Lisons L’indépendant du 24 juin passé : « Les Oiseaux [Zone ci-devant hors con­trôle] respirent à nouveau. Entre les opérations coups de poing de la police nationale et la présence des bri­gades municipales du lever du jour au couvre-feu, il aura suffi de cinq se­maines aux forces de l’ordre pour ramener le calme dans tout un quartier du bas-Vernet gangrené par la drogue... Les dealers y imposaient leur loi et la terreur depuis 2015. Traqué durant cinq se­maines par la police, le gang a fini par abandonner le quartier des Oiseaux à Perpignan, qui retrouve en ce mois de juin une sérénité inespérée ».

Une stratégie gagnante : trois cents coupe-gorge à reconquérir en France. Des centaines de milliers de leurs résidents, Français ou non, alors libérés. Une opération d’ampleur nationale privant les narcos de tout « effet de déplacement ». Leurs trafics s’effondrant vraiment et ces trafiquants fuyant ailleurs (en Europe ?), voir si l’herbe est plus verte.

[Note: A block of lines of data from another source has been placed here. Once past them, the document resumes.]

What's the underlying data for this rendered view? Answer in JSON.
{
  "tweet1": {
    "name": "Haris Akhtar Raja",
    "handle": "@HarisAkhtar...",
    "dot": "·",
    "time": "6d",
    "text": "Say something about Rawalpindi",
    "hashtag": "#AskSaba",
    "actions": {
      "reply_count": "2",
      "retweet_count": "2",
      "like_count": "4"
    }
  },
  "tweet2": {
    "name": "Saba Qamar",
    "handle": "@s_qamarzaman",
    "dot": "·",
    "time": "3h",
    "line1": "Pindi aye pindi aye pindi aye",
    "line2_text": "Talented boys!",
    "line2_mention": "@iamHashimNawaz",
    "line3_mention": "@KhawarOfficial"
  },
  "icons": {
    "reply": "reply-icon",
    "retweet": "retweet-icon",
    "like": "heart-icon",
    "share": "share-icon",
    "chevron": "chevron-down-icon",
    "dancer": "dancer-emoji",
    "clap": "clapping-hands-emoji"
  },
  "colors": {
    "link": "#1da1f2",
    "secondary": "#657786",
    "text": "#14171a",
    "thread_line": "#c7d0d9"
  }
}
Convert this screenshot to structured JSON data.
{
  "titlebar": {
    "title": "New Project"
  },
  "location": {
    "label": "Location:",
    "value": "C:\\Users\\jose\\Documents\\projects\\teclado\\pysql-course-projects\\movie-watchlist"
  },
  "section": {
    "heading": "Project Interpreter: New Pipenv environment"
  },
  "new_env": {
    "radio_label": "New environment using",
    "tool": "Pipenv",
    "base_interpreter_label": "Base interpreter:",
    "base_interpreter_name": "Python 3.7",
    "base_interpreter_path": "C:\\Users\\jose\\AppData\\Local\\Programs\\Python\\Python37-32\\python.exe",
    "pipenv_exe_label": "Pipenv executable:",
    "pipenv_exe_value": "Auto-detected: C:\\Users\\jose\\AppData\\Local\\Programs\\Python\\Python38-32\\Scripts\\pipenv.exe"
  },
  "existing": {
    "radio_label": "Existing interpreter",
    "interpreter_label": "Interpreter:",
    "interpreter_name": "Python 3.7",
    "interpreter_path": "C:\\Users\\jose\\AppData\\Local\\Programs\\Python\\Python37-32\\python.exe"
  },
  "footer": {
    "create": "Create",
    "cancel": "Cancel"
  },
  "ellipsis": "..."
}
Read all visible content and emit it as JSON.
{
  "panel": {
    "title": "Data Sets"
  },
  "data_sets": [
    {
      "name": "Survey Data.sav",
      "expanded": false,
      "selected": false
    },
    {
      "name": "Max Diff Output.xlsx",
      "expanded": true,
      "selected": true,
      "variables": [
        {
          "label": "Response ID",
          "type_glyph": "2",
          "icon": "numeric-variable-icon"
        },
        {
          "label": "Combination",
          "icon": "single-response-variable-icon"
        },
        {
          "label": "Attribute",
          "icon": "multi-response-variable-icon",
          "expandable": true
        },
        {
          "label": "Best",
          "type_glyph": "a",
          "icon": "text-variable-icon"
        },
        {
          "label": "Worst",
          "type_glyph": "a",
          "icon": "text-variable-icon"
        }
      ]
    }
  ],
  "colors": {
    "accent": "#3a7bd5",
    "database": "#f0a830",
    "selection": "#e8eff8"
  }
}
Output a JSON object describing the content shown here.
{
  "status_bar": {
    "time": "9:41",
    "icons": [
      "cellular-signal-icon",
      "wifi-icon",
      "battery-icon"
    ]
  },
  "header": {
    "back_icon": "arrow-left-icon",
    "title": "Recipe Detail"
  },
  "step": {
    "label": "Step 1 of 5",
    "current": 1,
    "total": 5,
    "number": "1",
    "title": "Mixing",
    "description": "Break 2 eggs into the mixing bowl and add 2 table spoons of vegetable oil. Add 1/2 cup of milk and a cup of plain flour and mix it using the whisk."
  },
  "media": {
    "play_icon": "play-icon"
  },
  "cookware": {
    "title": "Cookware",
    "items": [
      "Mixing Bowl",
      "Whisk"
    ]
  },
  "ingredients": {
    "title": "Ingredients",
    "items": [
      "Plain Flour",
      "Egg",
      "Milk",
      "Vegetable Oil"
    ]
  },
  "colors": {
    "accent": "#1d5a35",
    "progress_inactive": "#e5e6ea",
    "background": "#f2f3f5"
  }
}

Telle est la voie que M. Darmanin devrait suivre. Certes, il semble plus adepte des coups en douce que des humanités, mais signalons-lui quand même, côté sagesse eu­ropéenne, la plus antique critique des futilités de la com’ et de l’esbrouffe. Voilà 25 siècles, Hérodote (VII, 191) écrit en effet, sur l’empereur perse Xerxes rageant que son invasion de la Grèce soit bloquée par l’ouragan : “La tempête dura trois jours ; enfin, immolant des victimes et hur­lant au vent leurs incantations, offrant des sacrifices à Thétis et au Néréïdes, les mages y mirent fin le quatrième jour - à moins que, pour quelque autre motif, le vent ait bien voulu s’apaiser de lui-même...”.

Or parfois, la tempête criminelle résiste aux sortilèges des mages de la com’. Reste alors la voie criminologique. Cent opérations « Cité des Oiseaux » partout en France ! Libérons les habitants des zones hors-contrôle ! Dans la vraie vie, la paix publique se conquiert ainsi.